In 1952 there were at least seventy-six grocery stores in Augusta (Mannings). In addition, there were meat markets, fruit and vegetable stores, confectionaries, bakeries, fish stores and several drug stores. Most if not all were independently owned. Sand Hill, Augusta’s Franco-American neighborhood, had a larger concentration of neighborhood grocery stores—Magasins. Depending on the source, from 18 to 27 stores operated on Sand Hill at various times.

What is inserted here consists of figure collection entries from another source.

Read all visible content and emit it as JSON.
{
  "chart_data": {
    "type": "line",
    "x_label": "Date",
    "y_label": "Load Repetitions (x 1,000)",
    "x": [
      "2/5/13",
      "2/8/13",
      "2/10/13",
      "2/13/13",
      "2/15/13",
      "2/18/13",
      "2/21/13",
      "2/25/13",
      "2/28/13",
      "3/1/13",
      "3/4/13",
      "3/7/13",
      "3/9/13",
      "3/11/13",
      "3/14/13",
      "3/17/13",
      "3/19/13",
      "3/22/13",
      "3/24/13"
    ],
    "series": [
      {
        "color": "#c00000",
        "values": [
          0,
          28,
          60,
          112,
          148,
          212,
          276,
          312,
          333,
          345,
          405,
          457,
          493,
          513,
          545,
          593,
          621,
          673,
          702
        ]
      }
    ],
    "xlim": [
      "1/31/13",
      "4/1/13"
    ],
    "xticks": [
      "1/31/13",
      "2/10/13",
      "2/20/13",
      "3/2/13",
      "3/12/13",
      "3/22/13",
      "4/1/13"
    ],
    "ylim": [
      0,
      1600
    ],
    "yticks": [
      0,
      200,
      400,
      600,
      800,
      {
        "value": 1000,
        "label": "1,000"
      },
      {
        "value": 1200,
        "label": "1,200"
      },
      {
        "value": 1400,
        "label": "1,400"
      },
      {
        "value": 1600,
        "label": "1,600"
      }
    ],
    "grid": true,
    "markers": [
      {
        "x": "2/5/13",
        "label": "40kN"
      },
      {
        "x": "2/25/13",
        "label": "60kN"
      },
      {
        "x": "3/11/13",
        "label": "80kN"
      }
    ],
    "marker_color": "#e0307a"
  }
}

This 48-minute documentary explores the history of small, family-owned grocery stores located on Sand Hill in the early to late 20th century. Several former Sand Hill individuals whose families owned and operated neighborhood stores were interviewed to capture a representative sense of life on The Hill. The documentary uses historical photographs from the Kennebec Historical Society’s digital archive collection, as well as photos provided by the families themselves and St. Michael’s Parish. While the documentary focuses on Sand Hill, the broader story applies to the city as a whole, describing a close-knit community made up of shopkeepers in a time before big-box stores, malls and too many cars.
Our speaker, Norm Rodrigue, was born in Augusta in 1949 and raised on Sand Hill, came from a family of seven children. His father and grandfather were classic Franco-American mill workers who worked at the Bate’s/Edwards Mill. He attended St. Augustine School and graduated from Cony High School. He earned a BA in English and a Masters in Public Administration from the University of Maine at Orono and an MBA from Thomas College. After a career in business, Norm retired and pursued his longstanding interest is a still photography. His photos have been exhibited locally and have won several awards and his photo cards are sold at various local businesses. Recently, Norm took up videography and is using it to explore local history, another longstanding interest. Norm has produced two other videos including: Streams in the Seasons, a video depicting the sights and sounds of streams on Kennebec Land Trust properties spanning an entire year; and A Simpler Time, a video about three contemporary Downtown Augusta tradesmen, showcasing early twentieth century trades, including a milliner, cobbler and vintage audio/stereo repairman.
The Kennebec Historical Society March Presentation is free to the public (donations gladly accepted) and will take place on Wednesday, March 22, 2017, at 6:30 p.m. at the Club Calumet, located at 334 West River Road in Augusta.